Bu konuda açık bir düzenleme olmaması nedeniyle oluşan boşluk, uygulamada adli yargı mercilerine, Kaymakamlıklara, Valiliklere veya İçişleri Bakanlığına verilen itiraz dilekçelerinin itiraza bakmakla görevli Danıştay ve Bölge İdare Mahkemelerine doğrudan verilmiş dilekçeler gibi değerlendirilerek karara bağlanmasıyla içtihat yoluyla doldurulmuştur.
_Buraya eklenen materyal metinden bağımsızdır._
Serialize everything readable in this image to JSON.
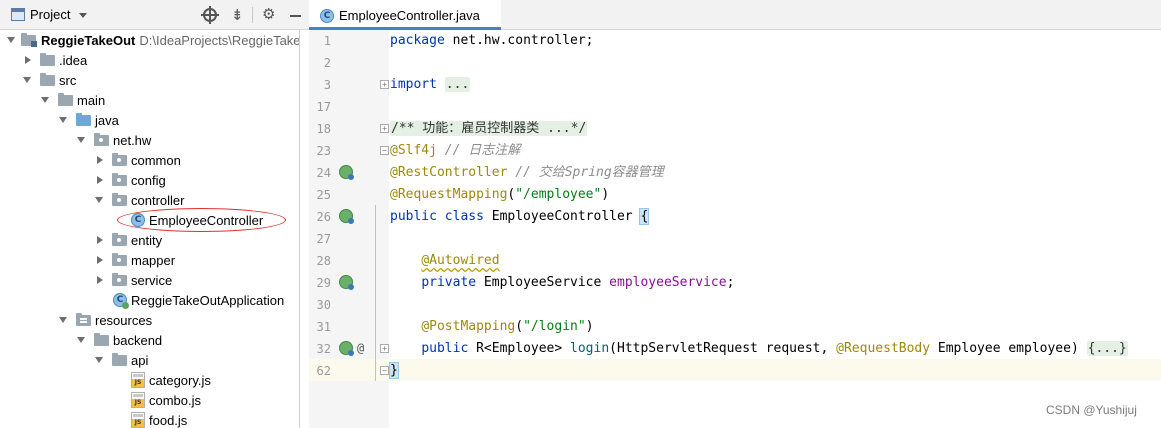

Uyuşmazlığa konu olayda, … Belediye Başkanı …, İmar Müdür Vekili … ve Mimar … tarafından ortak imzayla … Nöbetçi İdare Mahkemesi Başkanlığına sunulmak üzere … Asliye Hukuk Mahkemesi Yargıçlığına verilen dilekçede idari kararın iptali, dava ve davalı terimleri kullanılmış ise de soruşturma izni verilmesi kararına itiraz edildiği de belirtildiğinden, ilgililerin haklarında soruşturma izni verilmesi yolundaki İçişleri Bakanlığı kararına itiraz etme amacında oldukları, özünde soruşturma izni verilmesi kararlarının özel yasayla itiraz usulü düzenlenmiş olması nedeniyle iptal davasına konu olabilecek idari işlem niteliğini taşımadıkları, Asliye Hukuk Mahkemesine, İdare Mahkemesine gönderilmek üzere verilen itiraz dilekçelerinin yalnızca harçlandırılmış olmaları nedeniyle idari dava olarak kabul edilmeleri ve itiraza bakmakla görevli mercilere iletilmemeleri durumunda ilgililerin itiraz haklarının kullanılamaması sonucunu doğuracağı açık olduğundan, … İdare Mahkemesinin görev ret kararıyla Dairemize ilettiği itirazın esastan görüşülerek karara bağlanması gerektiği görüşüyle çoğunluk kararına karşıyım.